A new study that was recently published in JAMA Internal Medicine is suggesting that patients taking SSRI antidepressants like Paxil may be at an increased risk of complications during surgery. The risks include bleeding and death.
During their research, scientists found that patients were more likely to suffer from surgical complications after taking drugs like Paxil. In fact, the researchers found that patients receiving SSRI medications are 10 percent more likely to bleed excessively and require blood transfusions as well as being more likely to require readmission to the hospital within a month. The results of this study were published on April 29.
For now, it remains unclear why SSRIs like Paxil are linked to the complications, but there is at least one running theory. One expert has been quoted as saying that “the antidepressant drugs may affect blood platelet functioning, which may prevent the platelets from clotting correctly. If the blood is unable to effectively clot, excessive bleeding can occur resulting in other complications.”
These risks have the study’s lead researcher, Dr. Andrew Auerbach, recommending that patients taking SSRIs should stop taking the drugs before having surgery. Doctors already recommend that patients not take NSAID drugs like ibuprofen because of the bleeding risks, but more research will need to be conducted before SSRIs are formally added to that list.

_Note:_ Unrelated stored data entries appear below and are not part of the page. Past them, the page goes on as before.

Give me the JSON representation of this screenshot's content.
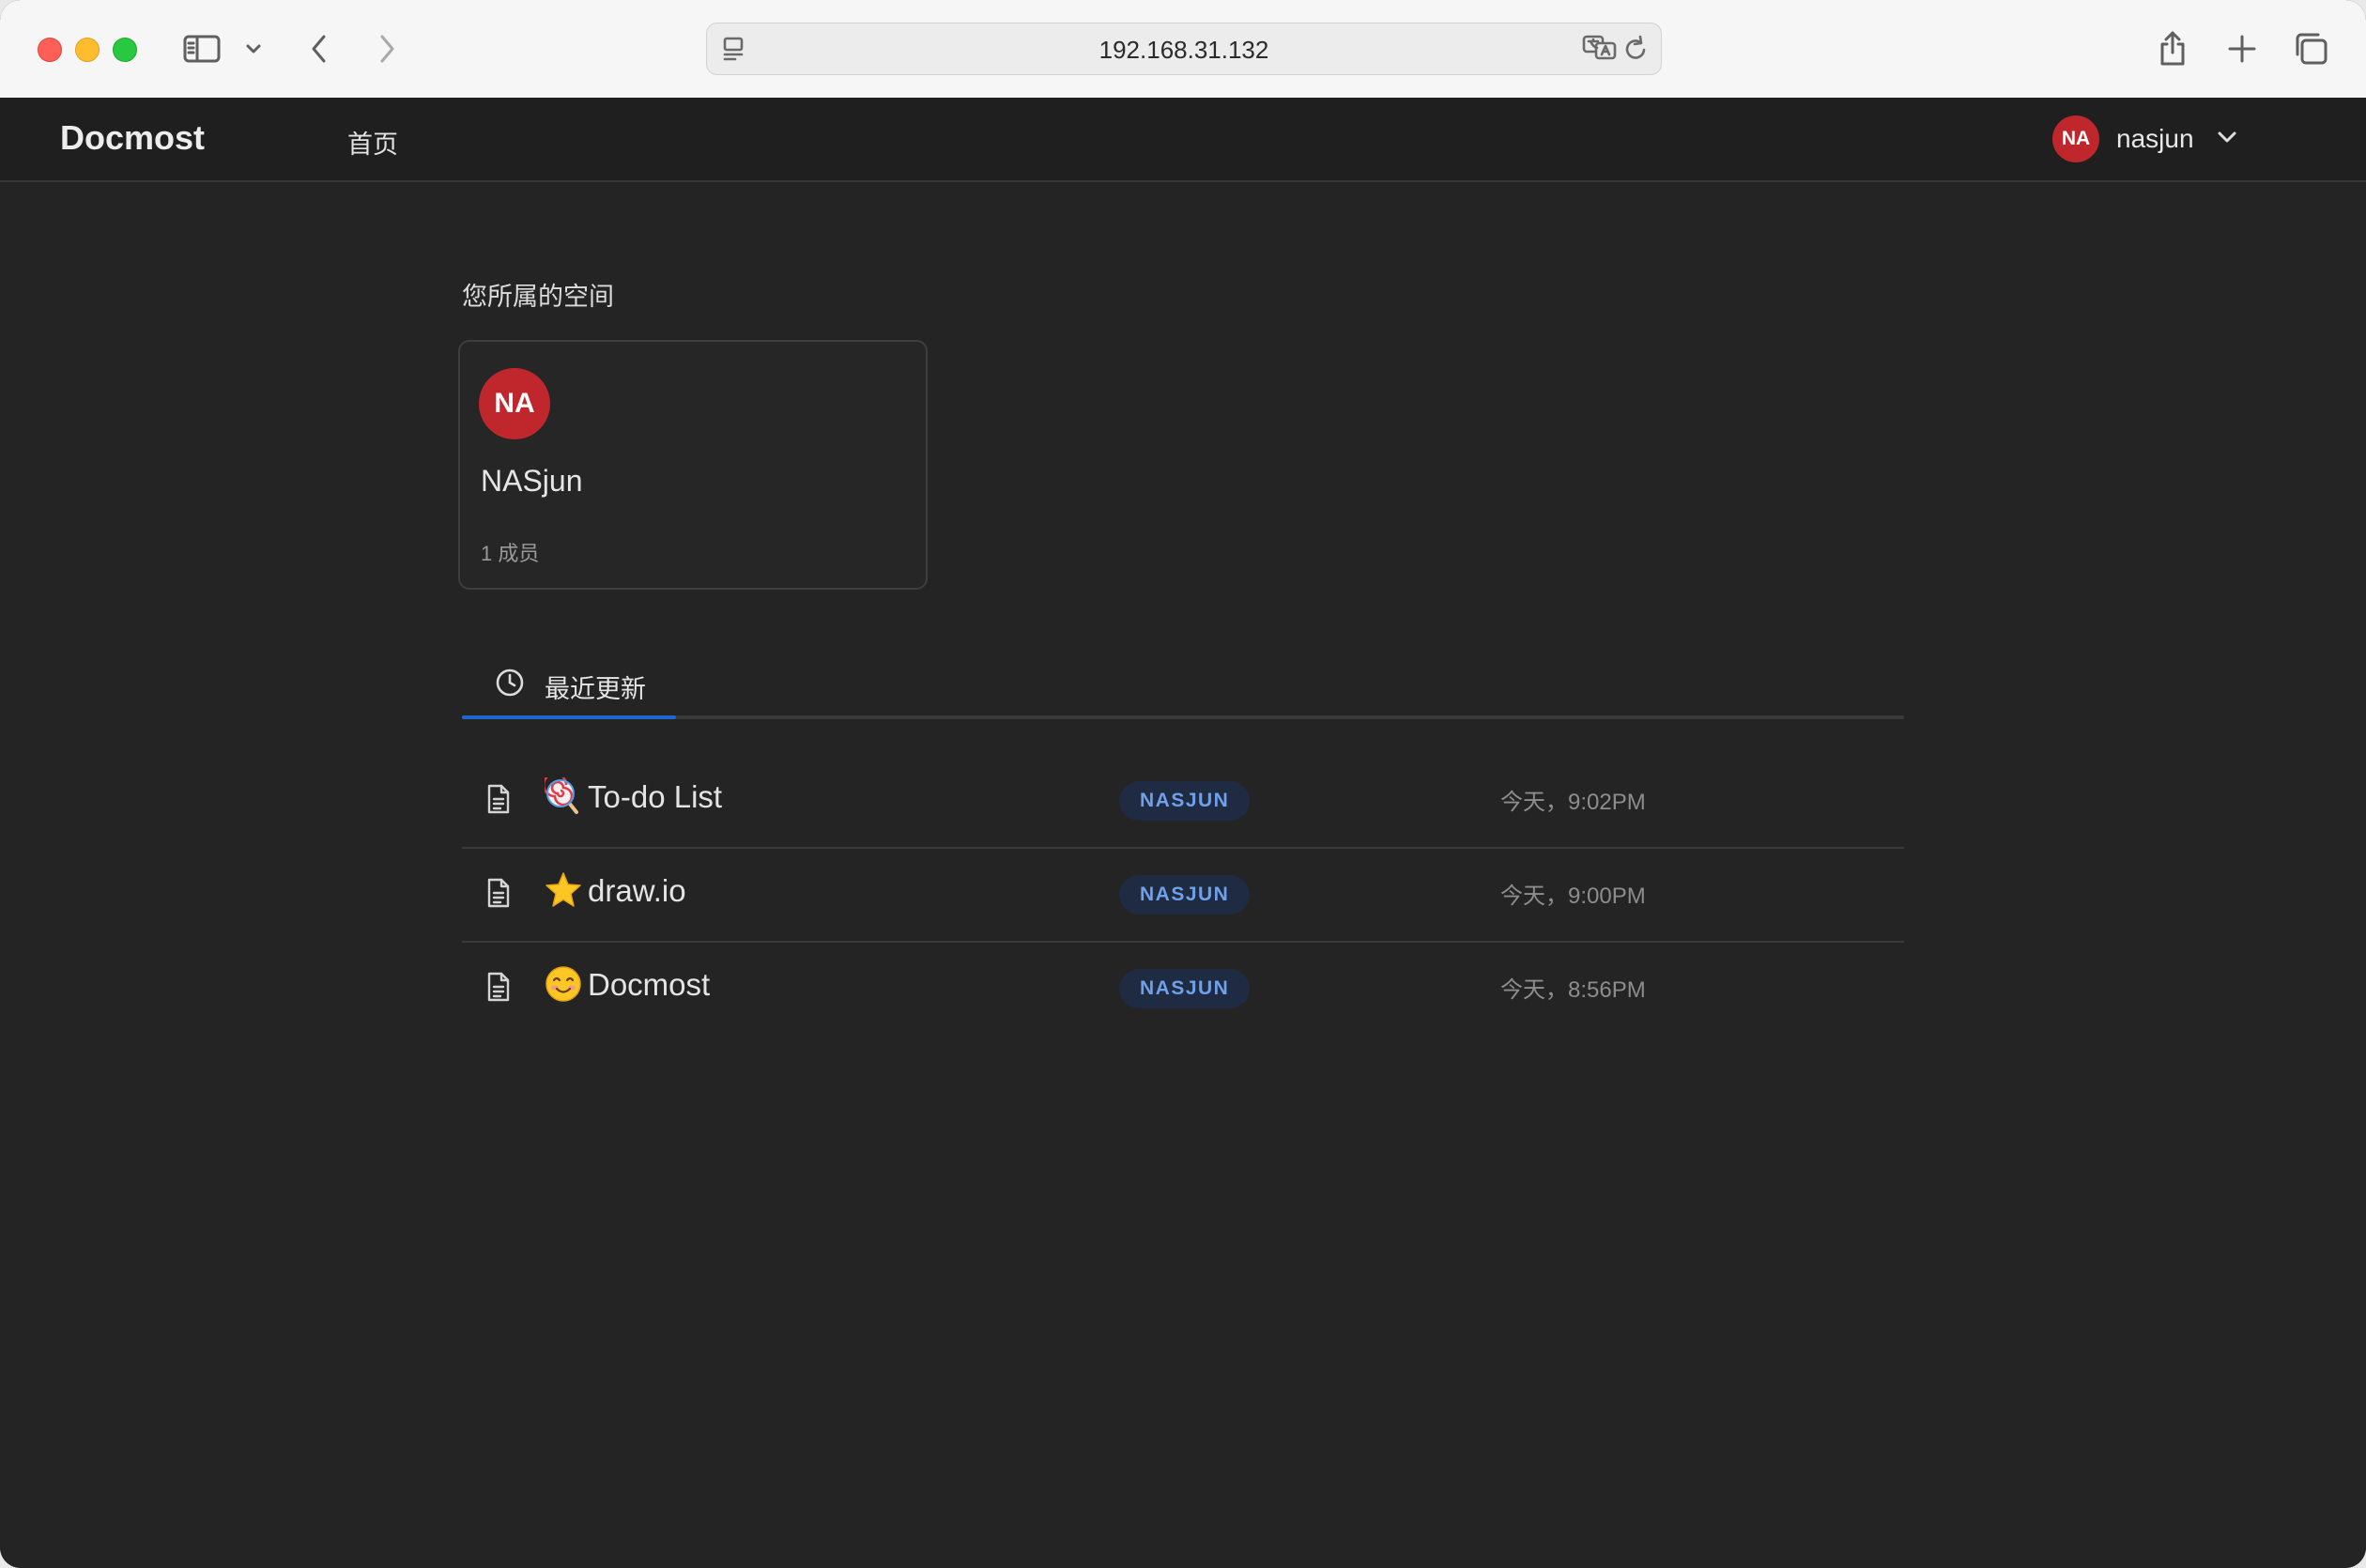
{
  "browser": {
    "url": "192.168.31.132"
  },
  "app": {
    "brand": "Docmost",
    "nav_home": "首页",
    "user": {
      "initials": "NA",
      "name": "nasjun"
    }
  },
  "spaces_section": {
    "title": "您所属的空间",
    "spaces": [
      {
        "initials": "NA",
        "name": "NASjun",
        "members": "1 成员"
      }
    ]
  },
  "recent": {
    "tab_label": "最近更新",
    "pages": [
      {
        "icon": "lollipop-emoji",
        "title": "To-do List",
        "space": "NASJUN",
        "updated": "今天，9:02PM"
      },
      {
        "icon": "star-emoji",
        "title": "draw.io",
        "space": "NASJUN",
        "updated": "今天，9:00PM"
      },
      {
        "icon": "smile-emoji",
        "title": "Docmost",
        "space": "NASJUN",
        "updated": "今天，8:56PM"
      }
    ]
  },
  "colors": {
    "avatar": "#c0272d",
    "accent": "#1f66d1",
    "badge_text": "#6fa0ea",
    "background": "#242424"
  }
}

Paxil is an antidepressant medication that is used by millions of people worldwide, but it can cause serious side effects, including violent and suicidal thoughts and behavior. The pills have also been proven to cause birth defects in babies whose mothers take the pills while pregnant. Some of the birth control pills linked to Paxil and Effexor include PPHN, oral clefts, neural tube defects and spina bifida. In general, SSRIs like Paxil can often worsen a person’s condition rather than help them, and the price of these medications can be very high when used for long periods of time. The drugs have also been found to be habit forming, which makes them even more dangerous.